How to organize ‘Hospital at Home’ services for a senior with multiple conditions?
For many older patients with an acute illness like a chest infection or a flare-up of heart failure, the default pathway is hospital admission. However, for a frail individual, a hospital admission can be disorienting and lead to deconditioning. The ‘Hospital at Home’ service, also known as a Virtual Ward, offers an alternative: delivering hospital-level care in the comfort and familiarity of the patient’s own home. This service is for patients who are sick enough to need hospital admission but stable enough to be safely managed remotely.
A virtual ward is overseen by a hospital consultant (often a geriatrician) and delivered by a multidisciplinary team of nurses, therapists, and paramedics who conduct daily ‘ward rounds’ either in person or via video. The patient is provided with remote monitoring equipment, such as a blood pressure cuff and pulse oximeter, with the data transmitted directly to the hospital team. This allows for continuous oversight and rapid intervention if their condition changes. The team can perform blood tests, prescribe medications, and even administer IV antibiotics at home.

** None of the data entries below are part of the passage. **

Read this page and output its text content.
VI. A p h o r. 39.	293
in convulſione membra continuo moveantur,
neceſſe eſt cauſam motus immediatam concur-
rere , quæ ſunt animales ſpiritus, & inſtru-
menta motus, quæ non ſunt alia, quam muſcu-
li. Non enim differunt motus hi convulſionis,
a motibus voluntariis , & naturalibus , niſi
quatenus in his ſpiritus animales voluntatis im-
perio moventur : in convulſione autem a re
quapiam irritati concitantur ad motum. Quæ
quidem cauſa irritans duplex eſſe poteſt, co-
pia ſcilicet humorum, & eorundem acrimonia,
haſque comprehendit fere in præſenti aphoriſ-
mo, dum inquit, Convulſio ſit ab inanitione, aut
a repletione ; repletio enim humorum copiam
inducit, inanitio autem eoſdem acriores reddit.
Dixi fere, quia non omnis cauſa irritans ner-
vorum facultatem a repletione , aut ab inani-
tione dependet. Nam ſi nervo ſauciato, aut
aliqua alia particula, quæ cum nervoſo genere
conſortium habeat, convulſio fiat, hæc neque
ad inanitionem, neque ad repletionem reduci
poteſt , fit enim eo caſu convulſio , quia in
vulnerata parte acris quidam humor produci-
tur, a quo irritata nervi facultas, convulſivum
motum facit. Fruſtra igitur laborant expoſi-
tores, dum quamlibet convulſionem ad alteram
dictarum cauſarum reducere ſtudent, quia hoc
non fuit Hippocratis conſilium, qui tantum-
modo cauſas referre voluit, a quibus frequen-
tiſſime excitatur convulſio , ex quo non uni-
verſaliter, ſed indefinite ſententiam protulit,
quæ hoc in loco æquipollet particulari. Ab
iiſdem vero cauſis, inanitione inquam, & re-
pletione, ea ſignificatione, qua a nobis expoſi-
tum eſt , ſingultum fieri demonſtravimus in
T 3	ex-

Access to this service is typically via a referral from a GP, a paramedic team, or the A&E department. The evidence gathered during a CGA is invaluable in making the case for a virtual ward admission, as it demonstrates a comprehensive understanding of the patient’s medical and social situation, confirming their suitability for safe management at home. With the NHS expanding this service, with a target capacity of 20 virtual ward beds per 100,000 GP-registered people as of March 2025 in England, it is becoming an increasingly important and accessible option for managing acute illness in frail older adults.
By shifting your perspective from passively receiving care to actively co-designing it, you can transform the healthcare journey. A Comprehensive Geriatric Assessment is the most powerful tool at your disposal to achieve this. The next logical step is to begin preparing your own ‘symptom intelligence’ diary and schedule a collaborative discussion with your GP to request a referral.